Muss das Repositorium der Kölner Medienkulturwissenschaft, das institutsintern noch immer den antiquiert anmutenden Namen »Videothek« trägt, als Sediment der Institutsgeschichte berücksichtigt werden, das Forschungs- und Lehrschwerpunkte von hier früher tätigen Wissenschaftler:innen wie etwa Renate Möhrmann, Irmela Schneider, Joseph Garncarz oder Lorenz Engell widerspiegelt, so ist es ebenfalls Sediment eben einer Geschichte der Medienkulturwissenschaft. Drückte der frühere Name, Institut für Theater-, Film- und Fernsehwissenschaft (TheFiFe), die auch an anderen deutschsprachigen Universitäten übliche Reihung verschiedener Einzeldisziplinen aus (bzw. die Erweiterung des einstigen Instituts für Theaterwissenschaft), ist ein audiovisuelles Repositorium wie dasjenige in Köln ein medienkulturelles avant la lettre: Nicht nämlich einfach Verkörperung aneinandergereihter Einzeldisziplinen, sondern Materialisierung verstrickter film-, fernseh-, videokultureller (und nicht zuletzt auch theaterkultureller) Artefakte. Für die alte Kölner TheFiFe gilt, dass in institutseigenen Kellerräumen auch Überreste analogen Films erhalten geblieben sind; an filmwissenschaftlichen Professuren in Frankfurt am Main oder Paderborn war der analoge Film bis vor Kurzem noch zentrales Artefakt in institutseigenen Archiven, stellte so mitunter eine dezidierte Abgrenzung gegenüber dem Fernsehen dar und wollte die nicht mehr hegemoniale Abspielstätte des Kinos für Studierende in leibhafter Erfahrung halten. Die Praxis des Mitschnitts hingegen zeigt, dass die Herausbildung des distinkten wissenschaftlichen Gegenstands Film nicht zuletzt dessen Heraustrennen aus einem spezifischen medialen und materiellen Zusammenhang geschuldet war: aus dem des Fernsehens und aus dem der Videocassette.

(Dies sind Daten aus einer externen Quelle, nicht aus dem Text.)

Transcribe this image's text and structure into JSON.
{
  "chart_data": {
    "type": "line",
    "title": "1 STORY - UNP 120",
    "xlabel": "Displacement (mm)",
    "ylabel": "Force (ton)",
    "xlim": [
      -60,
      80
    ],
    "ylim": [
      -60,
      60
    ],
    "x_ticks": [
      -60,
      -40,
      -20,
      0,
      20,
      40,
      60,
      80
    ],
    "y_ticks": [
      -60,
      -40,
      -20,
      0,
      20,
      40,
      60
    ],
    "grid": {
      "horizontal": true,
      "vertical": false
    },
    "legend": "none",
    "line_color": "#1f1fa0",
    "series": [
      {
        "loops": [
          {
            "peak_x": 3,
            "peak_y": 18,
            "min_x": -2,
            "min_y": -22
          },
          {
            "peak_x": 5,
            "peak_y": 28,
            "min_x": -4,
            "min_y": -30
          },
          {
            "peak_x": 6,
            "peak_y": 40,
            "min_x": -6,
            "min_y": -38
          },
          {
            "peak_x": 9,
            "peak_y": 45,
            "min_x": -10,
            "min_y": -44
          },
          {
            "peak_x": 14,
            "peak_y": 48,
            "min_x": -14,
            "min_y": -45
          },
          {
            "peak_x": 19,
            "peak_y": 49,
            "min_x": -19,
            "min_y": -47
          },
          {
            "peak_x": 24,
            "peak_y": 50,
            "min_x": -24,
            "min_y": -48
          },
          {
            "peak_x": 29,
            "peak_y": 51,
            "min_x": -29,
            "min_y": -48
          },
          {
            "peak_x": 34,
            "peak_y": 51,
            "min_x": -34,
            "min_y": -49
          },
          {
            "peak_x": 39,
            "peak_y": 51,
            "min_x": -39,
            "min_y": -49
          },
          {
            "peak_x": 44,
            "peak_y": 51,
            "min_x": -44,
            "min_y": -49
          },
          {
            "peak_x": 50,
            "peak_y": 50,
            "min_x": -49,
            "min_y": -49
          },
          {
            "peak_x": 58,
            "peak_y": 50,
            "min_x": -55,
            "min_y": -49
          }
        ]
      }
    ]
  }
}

Die universitäre Praxis, Fernsehmitschnitte von Kinofilmen auf Videocassetten anzufertigen, lediglich als schon abgeschlossene Episode in der Geschichte des Fachs Filmwissenschaft abzutun, hieße noch einmal zu wiederholen, was den filmhistorischen Teil universitärer Repositorien von Beginn an begleitete: den televisuellen Mitschnitt ausschließlich als Notbehelf zu begreifen. Dies stimmt zwar insofern, als kaum andere Medien gegeben waren, um solche Sammlungen anzulegen. Doch sind die Repositorien mittlerweile und unversehens etwas anderes geworden: sie haben historische Konvergenzen von Film- und Fernsehkultur archiviert. Eine zukünftige wissenschaftshistorische und institutionskritische Bearbeitung audiovisueller Repositorien hätte die Aufgabe, die alte Asymmetrie von film- und fernsehwissenschaftlicher Forschung nicht zu perpetuieren, vielmehr solche abgeschnittene Universitätsgeschichte durchzuarbeiten. Die Praxis des Mitschnitts von Filmen wäre als simultaner Aus- wie Einschluss der Fernseh- und Videogeschichte begreifbar; bzw. anders und in Anlehnung an die Psychoanalyse gesagt: als Verdrängung von Fernsehen und Video und deren immer schon einsetzende Wiederkehr. Das Wort Mitschnitt — das medienhistorisch auf das Einritzen in eine Materie bei analogen Tonaufzeichnungen zurückgeht — meint mit dem Schneiden im Übrigen gerade kein Abtrennen, sondern ein Einschneiden (oder psychoanalytisch gesagt: eine Bahnung).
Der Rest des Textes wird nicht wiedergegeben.